Before Wall Street added its greed and recklessness to the equation, it was Washington that really created this problem. The Community Reinvestment Act of 1977 was the government's response to alleged racial redlining in mortgages. The idea was to expand access to housing to minorities who had lower rates of homeownership — even though many in those same groups had weaker credit histories.
In 1995, the Clinton Administration significantly toughened enforcement of the Act and lenders were under tremendous pressure to give loans to people with no credit history and insufficient income. Warnings by critics were ignored and politicians like Barney Frank, the current chair of the House Financial Services Committee, championed these loans. Neither he nor former Fannie Mae chairman Franklin Raines has rushed to take responsibility for the massive home foreclosures that have had their greatest impact in the lower-income communities they were trying to help.
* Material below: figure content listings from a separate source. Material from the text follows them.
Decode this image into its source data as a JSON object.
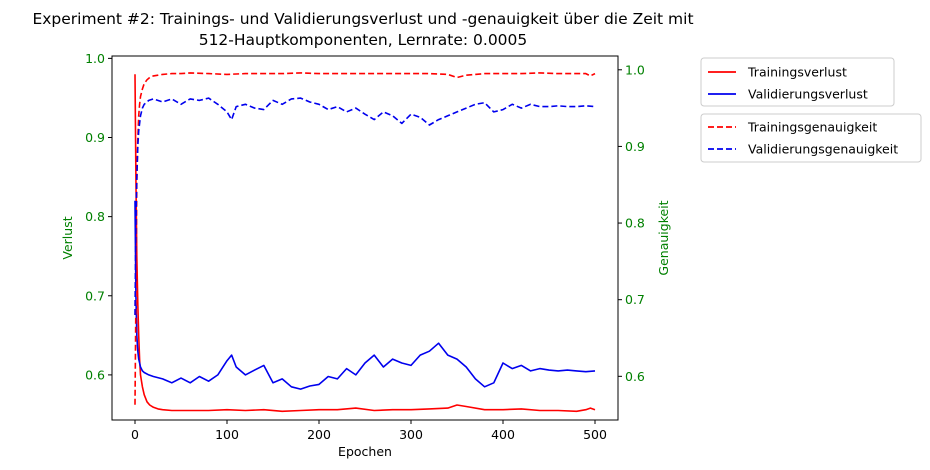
{
  "chart_data": {
    "type": "line",
    "title": "Experiment #2: Trainings- und Validierungsverlust und -genauigkeit über die Zeit mit",
    "subtitle": "512-Hauptkomponenten, Lernrate: 0.0005",
    "xlabel": "Epochen",
    "ylabel_left": "Verlust",
    "ylabel_right": "Genauigkeit",
    "xlim": [
      -25,
      525
    ],
    "ylim_left": [
      0.543,
      1.003
    ],
    "ylim_right": [
      0.543,
      1.018
    ],
    "x_ticks": [
      0,
      100,
      200,
      300,
      400,
      500
    ],
    "y_ticks_left": [
      0.6,
      0.7,
      0.8,
      0.9,
      1.0
    ],
    "y_ticks_right": [
      0.6,
      0.7,
      0.8,
      0.9,
      1.0
    ],
    "y_tick_labels_left": [
      "0.6",
      "0.7",
      "0.8",
      "0.9",
      "1.0"
    ],
    "y_tick_labels_right": [
      "0.6",
      "0.7",
      "0.8",
      "0.9",
      "1.0"
    ],
    "grid": false,
    "legend_placement": "outside-right",
    "colors": {
      "train": "#ff0000",
      "val": "#0000ee",
      "axis_label": "#008000",
      "tick_label_y": "#008000"
    },
    "series": [
      {
        "name": "Trainingsverlust",
        "axis": "left",
        "style": "solid",
        "color": "#ff0000",
        "x": [
          0,
          1,
          2,
          3,
          4,
          5,
          6,
          8,
          10,
          13,
          16,
          20,
          25,
          30,
          40,
          50,
          60,
          80,
          100,
          120,
          140,
          160,
          180,
          200,
          220,
          240,
          260,
          280,
          300,
          320,
          340,
          350,
          360,
          380,
          400,
          420,
          440,
          460,
          480,
          490,
          495,
          500
        ],
        "values": [
          0.98,
          0.85,
          0.75,
          0.69,
          0.65,
          0.62,
          0.6,
          0.585,
          0.575,
          0.566,
          0.562,
          0.559,
          0.557,
          0.556,
          0.555,
          0.555,
          0.555,
          0.555,
          0.556,
          0.555,
          0.556,
          0.554,
          0.555,
          0.556,
          0.556,
          0.558,
          0.555,
          0.556,
          0.556,
          0.557,
          0.558,
          0.562,
          0.56,
          0.556,
          0.556,
          0.557,
          0.555,
          0.555,
          0.554,
          0.556,
          0.558,
          0.556
        ]
      },
      {
        "name": "Validierungsverlust",
        "axis": "left",
        "style": "solid",
        "color": "#0000ee",
        "x": [
          0,
          1,
          2,
          3,
          4,
          5,
          6,
          8,
          10,
          15,
          20,
          30,
          40,
          50,
          60,
          70,
          80,
          90,
          100,
          105,
          110,
          120,
          130,
          140,
          150,
          160,
          170,
          180,
          190,
          200,
          210,
          220,
          230,
          240,
          250,
          260,
          270,
          280,
          290,
          300,
          310,
          320,
          330,
          340,
          350,
          360,
          370,
          380,
          390,
          400,
          410,
          420,
          430,
          440,
          450,
          460,
          470,
          480,
          490,
          500
        ],
        "values": [
          0.82,
          0.7,
          0.65,
          0.63,
          0.62,
          0.615,
          0.61,
          0.605,
          0.603,
          0.6,
          0.598,
          0.595,
          0.59,
          0.596,
          0.59,
          0.598,
          0.592,
          0.6,
          0.618,
          0.625,
          0.61,
          0.6,
          0.606,
          0.612,
          0.59,
          0.595,
          0.585,
          0.582,
          0.586,
          0.588,
          0.598,
          0.595,
          0.608,
          0.6,
          0.615,
          0.625,
          0.61,
          0.62,
          0.615,
          0.612,
          0.625,
          0.63,
          0.64,
          0.625,
          0.62,
          0.61,
          0.595,
          0.585,
          0.59,
          0.615,
          0.608,
          0.612,
          0.605,
          0.608,
          0.606,
          0.605,
          0.606,
          0.605,
          0.604,
          0.605
        ]
      },
      {
        "name": "Trainingsgenauigkeit",
        "axis": "right",
        "style": "dashed",
        "color": "#ff0000",
        "x": [
          0,
          1,
          2,
          3,
          4,
          5,
          6,
          8,
          10,
          13,
          16,
          20,
          25,
          30,
          40,
          50,
          60,
          80,
          100,
          120,
          140,
          160,
          180,
          200,
          220,
          240,
          260,
          280,
          300,
          320,
          340,
          350,
          360,
          380,
          400,
          420,
          440,
          460,
          480,
          490,
          495,
          500
        ],
        "values": [
          0.563,
          0.7,
          0.85,
          0.91,
          0.94,
          0.955,
          0.965,
          0.975,
          0.982,
          0.987,
          0.99,
          0.992,
          0.993,
          0.994,
          0.995,
          0.995,
          0.996,
          0.995,
          0.994,
          0.995,
          0.995,
          0.995,
          0.996,
          0.995,
          0.995,
          0.995,
          0.995,
          0.995,
          0.995,
          0.995,
          0.994,
          0.99,
          0.993,
          0.995,
          0.995,
          0.995,
          0.996,
          0.995,
          0.995,
          0.995,
          0.992,
          0.995
        ]
      },
      {
        "name": "Validierungsgenauigkeit",
        "axis": "right",
        "style": "dashed",
        "color": "#0000ee",
        "x": [
          0,
          1,
          2,
          3,
          4,
          5,
          6,
          8,
          10,
          15,
          20,
          30,
          40,
          50,
          60,
          70,
          80,
          90,
          100,
          105,
          110,
          120,
          130,
          140,
          150,
          160,
          170,
          180,
          190,
          200,
          210,
          220,
          230,
          240,
          250,
          260,
          270,
          280,
          290,
          300,
          310,
          320,
          330,
          340,
          350,
          360,
          370,
          380,
          390,
          400,
          410,
          420,
          430,
          440,
          450,
          460,
          470,
          480,
          490,
          500
        ],
        "values": [
          0.68,
          0.8,
          0.86,
          0.9,
          0.92,
          0.93,
          0.94,
          0.95,
          0.955,
          0.96,
          0.962,
          0.958,
          0.962,
          0.955,
          0.962,
          0.96,
          0.963,
          0.955,
          0.945,
          0.935,
          0.952,
          0.955,
          0.95,
          0.948,
          0.96,
          0.955,
          0.962,
          0.963,
          0.958,
          0.955,
          0.948,
          0.952,
          0.945,
          0.95,
          0.942,
          0.935,
          0.945,
          0.94,
          0.93,
          0.942,
          0.938,
          0.928,
          0.935,
          0.94,
          0.945,
          0.95,
          0.955,
          0.957,
          0.945,
          0.948,
          0.955,
          0.95,
          0.955,
          0.952,
          0.952,
          0.953,
          0.952,
          0.952,
          0.953,
          0.952
        ]
      }
    ]
  }
}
Despite the non-financial criteria pushed by government, the mortgage industry went along and sold mortgages to families with insufficient income and no history of responsibly paying debts. Worse, in recent years "no documentation" loans became all the rage. Lenders' recklessness in affirmative-action lending fully matched the spinelessness of their colleagues in college administration. Yet lowering credit standards is no more helpful to the "beneficiaries" than lowering academic standards in college admissions. Both make people in power feel good about themselves, while setting up others for painful, life-altering failures.